My uncle Lloyd died on Tuesday. I really loved him and I wish I could write better so that I could express how deeply sad I am at his passing and how much I'll miss him, even though we seldom spoke and saw each other every few years.

He was always (and always will be) larger than life to me. Having settled in the LA area after World War II, he would come to visit us in Cincinnati once a year when he came to the midwest for the Worldbook Convention in Chicago. It was always in the winter and we'd all go to the airport to pick him up. I remember how his wool overcoat (certainly only worn once a year for that trip to the land of the cold) felt on my cheek as I snuggled next to him in the back seat on the ride home. We would usually not even make out of Kentucky to come home before he and my dad would have a heated 'discussion' about some political or religious issue neither would ever back down on. Sometimes I think that confrontation was something they both looked forward to -- a verbal step back in time to being 'brothers' .

We'd go to Graeters and Lloyd would buy a pint of chocolate ice cream and ask for a spoon -- I'd just wait for the look on the cashier's face as the realization dawned that he was just going to sit and eat it all.

He always had a twinkle in his eye and a smile on his face (and great dimples)! He had a beautiful tenor voice and I'd love to hear him singing scales as he got ready in the morning -- that always made Uncle Lloyd's visits real.


He'd send us See's suckers every Christmas and I can never see them without thinking of him.

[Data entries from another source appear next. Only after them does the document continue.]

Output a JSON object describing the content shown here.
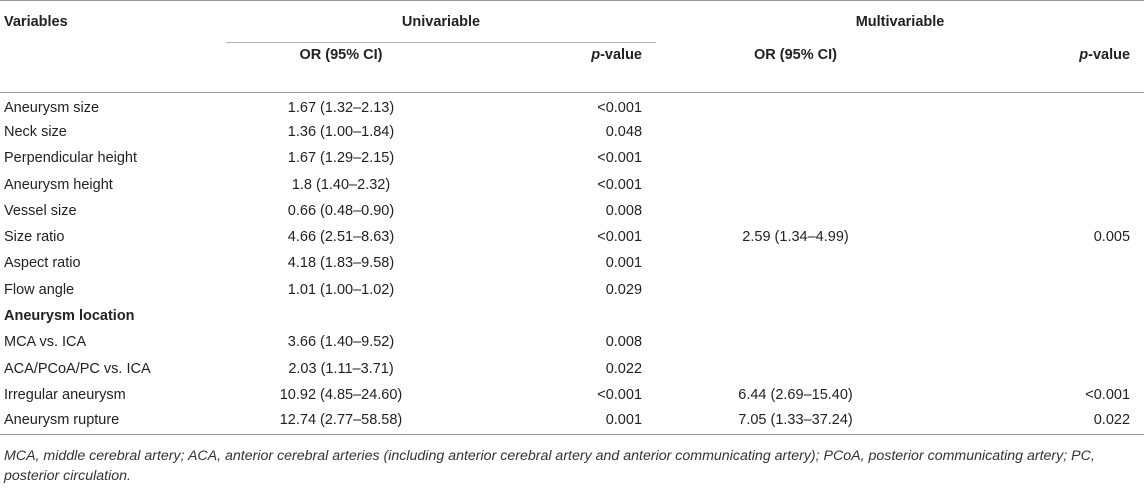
{
  "table": {
    "headers": {
      "variables": "Variables",
      "univariable": "Univariable",
      "multivariable": "Multivariable",
      "or_ci": "OR (95% CI)",
      "p_italic": "p",
      "p_suffix": "-value"
    },
    "rows": [
      {
        "variable": "Aneurysm size",
        "uni_or": "1.67 (1.32–2.13)",
        "uni_p": "<0.001",
        "multi_or": "",
        "multi_p": ""
      },
      {
        "variable": "Neck size",
        "uni_or": "1.36 (1.00–1.84)",
        "uni_p": "0.048",
        "multi_or": "",
        "multi_p": ""
      },
      {
        "variable": "Perpendicular height",
        "uni_or": "1.67 (1.29–2.15)",
        "uni_p": "<0.001",
        "multi_or": "",
        "multi_p": ""
      },
      {
        "variable": "Aneurysm height",
        "uni_or": "1.8 (1.40–2.32)",
        "uni_p": "<0.001",
        "multi_or": "",
        "multi_p": ""
      },
      {
        "variable": "Vessel size",
        "uni_or": "0.66 (0.48–0.90)",
        "uni_p": "0.008",
        "multi_or": "",
        "multi_p": ""
      },
      {
        "variable": "Size ratio",
        "uni_or": "4.66 (2.51–8.63)",
        "uni_p": "<0.001",
        "multi_or": "2.59 (1.34–4.99)",
        "multi_p": "0.005"
      },
      {
        "variable": "Aspect ratio",
        "uni_or": "4.18 (1.83–9.58)",
        "uni_p": "0.001",
        "multi_or": "",
        "multi_p": ""
      },
      {
        "variable": "Flow angle",
        "uni_or": "1.01 (1.00–1.02)",
        "uni_p": "0.029",
        "multi_or": "",
        "multi_p": ""
      },
      {
        "variable": "Aneurysm location",
        "uni_or": "",
        "uni_p": "",
        "multi_or": "",
        "multi_p": ""
      },
      {
        "variable": "MCA vs. ICA",
        "uni_or": "3.66 (1.40–9.52)",
        "uni_p": "0.008",
        "multi_or": "",
        "multi_p": ""
      },
      {
        "variable": "ACA/PCoA/PC vs. ICA",
        "uni_or": "2.03 (1.11–3.71)",
        "uni_p": "0.022",
        "multi_or": "",
        "multi_p": ""
      },
      {
        "variable": "Irregular aneurysm",
        "uni_or": "10.92 (4.85–24.60)",
        "uni_p": "<0.001",
        "multi_or": "6.44 (2.69–15.40)",
        "multi_p": "<0.001"
      },
      {
        "variable": "Aneurysm rupture",
        "uni_or": "12.74 (2.77–58.58)",
        "uni_p": "0.001",
        "multi_or": "7.05 (1.33–37.24)",
        "multi_p": "0.022"
      }
    ]
  },
  "footnote": "MCA, middle cerebral artery; ACA, anterior cerebral arteries (including anterior cerebral artery and anterior communicating artery); PCoA, posterior communicating artery; PC, posterior circulation."
}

Lloyd was one of the most passionately caring people I've ever known and was actively involved in the community well into his old age, working on Habitat houses and volunteering at food pantries. He was a champion of 'everyman' and every time he visited we'd hear about the new things he was involved in and the problems in the country he saw and most wanted to be solved. I have to admit that I got my first taste of Liberal thinking from my uncle Lloyd!

In my adult years he's always sent us lovely, long Christmas notes in beautifully hand-made and lettered cards, always signing them 'Lloyd Henry'. Each New Year's Eve we'd call him to say hi and catch up. I'm really going to miss that card and phone call this year!

Though he lived in California, he knew everyone we did (a strange thing to a little girl). He looked so much like my grandmother and my dad, yet he lived in an exotic place where Santa wore shorts and my cousins could go to the beach on Christmas day. He was one of us, but not exactly. When he'd come to visit and he and my dad & Ningle would talk about the people they remembered and the 'old days', I'd get a rare glimpse of my dad as a child and our family as a larger unit. Because he looked so much like them, having him around in the last twenty years was like having Ning and my dad back again long after they had died. With his passing, I feel like my last link with them is gone and I know that something precious has slipped away forever.

He was the only person in my family to call me Annie.

3 comments:

Anonymous said...

Don't sell yourself short...very well written. I know that he was very special to you, and you'll miss him dearly.

mor-mor said...

That was a wonderful tribute to your uncle! His passing is truly the end of an era......thankfully you have all those sweet memories!!!

Cindy said...

I'm so sorry to hear of your loss. It sounds like a he was a wonderful man and a great link for you to your family. You have done a great job in memorializing, I'm sure he would be proud. Thanks for sharing him with us!